---------- Recipe via Meal-Master (tm) v8.02
  
       Title: REINE DE SABA
  Categories: Cakes, Chocolate
       Yield: 6 servings
  
       4 oz Semisweet chocolate
       4 oz Slivered almonds
     2/3 c  Confectioners sugar - PLUS 2
            -tablespoons
     1/2 c  Cake flour
       3    Eggs
       1    Stick butter
     1/2 ts Almond extract
            CHOCOLATE GLAZE*
       3 oz Semisweet chocolate
       2 oz Butter
            Slivered almonds for garnish
  
   Calories     per serving:             Number of Servings:   6 Fat grams per
   serving:              Approx. Cook Time: Cholesterol per serving: Marks:
   
   *DIRECTIONS*
   
   *For the nicest looking shiny glaze, serve this cake on the day it is
   completed.  The cake remains moist and delicious, however, for several
   days.
   
   PREPARATION: Heat oven to 325F. Butter and flour an 8-inch square or
   10-inch round cake pan. Cut the 4 ounces of chocolate into small pieces and
   melt in the top of a double boiler set over hot water, stirring frequently.
   Remove pan from hot water and cool slightly. In a food processor, nut
   grinder or blender, grind the 4 ounces of almonds to a powder. If you use a
   processor or blender, put 2 tablespoons of the sugar in the machine along
   with the nuts.  Put ground nuts through a sieve to get rid of any remaining
   chunks.  Toss the powdered almond mixture with the flour. Separate the
   eggs.  Beat together the butter and 1/3 cup of the remaining sugar until
   creamy and light. Add the melted chocolate and the extract. Add the egg
   yolks, one at a time, beating thoroughly after each addition. Beat the
   whites to stiff peaks, add the remaining sugar, and beat until glossy. Fold
   in nut mixture.  Gently followed egg white mixture into chocolate just
   until incorporated. Pour the batter into the prepared pan. Bake in a
   preheated oven until a toothpick inserted in the center of the cake comes
   out almost clean, about 30 minutes. Cool in the pan for about 10 minutes.

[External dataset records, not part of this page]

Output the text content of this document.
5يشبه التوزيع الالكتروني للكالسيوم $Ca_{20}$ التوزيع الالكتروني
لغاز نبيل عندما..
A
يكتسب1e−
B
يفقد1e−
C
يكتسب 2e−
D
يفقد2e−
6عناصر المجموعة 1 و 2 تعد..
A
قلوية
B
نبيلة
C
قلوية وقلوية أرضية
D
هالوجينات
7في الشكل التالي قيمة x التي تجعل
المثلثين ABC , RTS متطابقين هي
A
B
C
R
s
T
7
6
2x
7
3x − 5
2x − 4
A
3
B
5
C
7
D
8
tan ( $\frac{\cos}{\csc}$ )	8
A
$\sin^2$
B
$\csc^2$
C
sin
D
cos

   Divide into individual servings if desired. Recipe can be made to this
   point up to a day ahead.
   
   CHOCOLATE GLAZE: Heat the chocolate and butter in the top of a double
   boiler set over hot water, stirring frequently, until just melted. Remove
   from hot water. Cool the chocolate glaze just until it thickens. It should
   remain pourable. Glaze whole cake or individual servings on a rack set over
   a pan to catch drippings. Garnish with almonds if desired.
   
   Serve at room temperature or refrigerate for up to 4 days.
   
   Serves 6.
   
   Recipe from Cook’s Magazine, September/October, 1987.